July 14, 2003 at 9:54 am
What I'm trying to do is locate an information on another table and update the temporary table, not sure if this is the correct way, my code is
DECLARE @areacode char(15)
DECLARE csrSites CURSOR FOR
SELECT rtrim(area_code) FROM billable_temp
Open csrSites
FETCH NEXT FROM csrSites INTO @areacode
WHILE @@FETCH_STATUS = 0
BEGIN
SELECT DISTINCT areacode, CASE WHEN (SELECT DISTINCT areacode FROM rates1 where areacode = @areacode) IS NULL THEN 'No data ' ELSE areacode END AS areacode
FROM rates1
where areacode = @areacode
July 14, 2003 at 11:42 am
Depends an awful lot on how the updates will take place. If there needs to be specific processing for each row, the CURSOR will work. If you can get away with changing a lot of records at once, the performance is better (unless there are so many that it locks your table).
Care to supply the update statement as well?
Guarddata-
July 14, 2003 at 12:01 pm
well , it's not working at all, i'm trying this: and it takes too long, don't know any idea???
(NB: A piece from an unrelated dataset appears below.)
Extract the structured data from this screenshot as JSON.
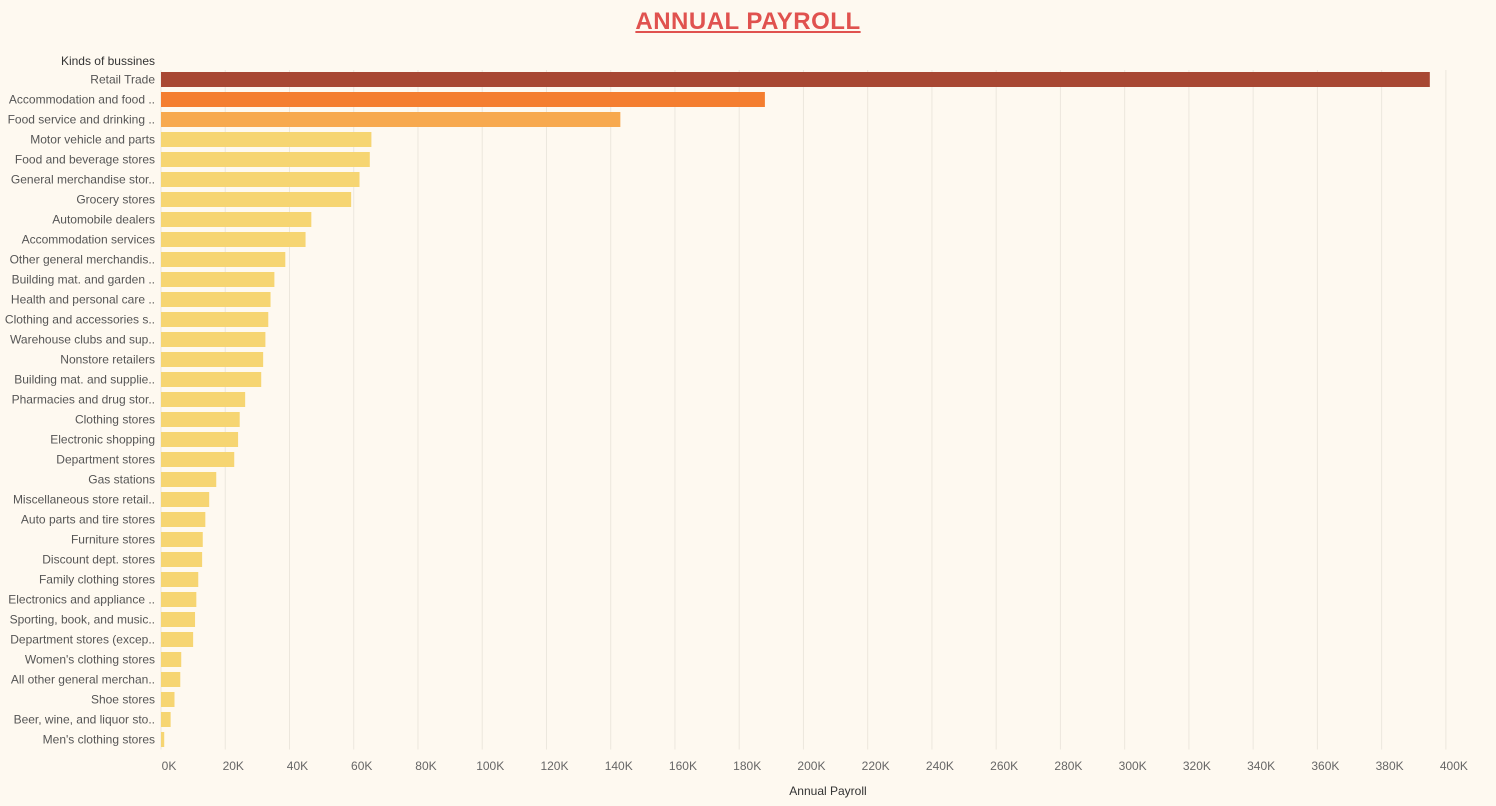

declare @areadesc char(50)
DECLARE csrSites CURSOR FOR
SELECT area_code FROM billable_temp
select @count=(select count(*) from billable_temp)
Open csrSites
FETCH NEXT FROM csrSites INTO @areacode
WHILE @count > 0
select @areadesc=(select distinct areadesc from rates1 where areacode=@areacode)
select @count = @count -1
update billable_temp set country = @areadesc
CLOSE csrSites
deallocate csrSites
July 14, 2003 at 12:16 pm
It appears that there are some conditions missing. For example, the update billable_temp statement does not restrict the entries to a specific area code.
Would it work for you to do something like this?
UPDATE billable_temp SET country = areadesc
FROM rates1 WHERE billable_temp.area_code = r1.areacode
You could then avoid the cursor and update everything in a single statement.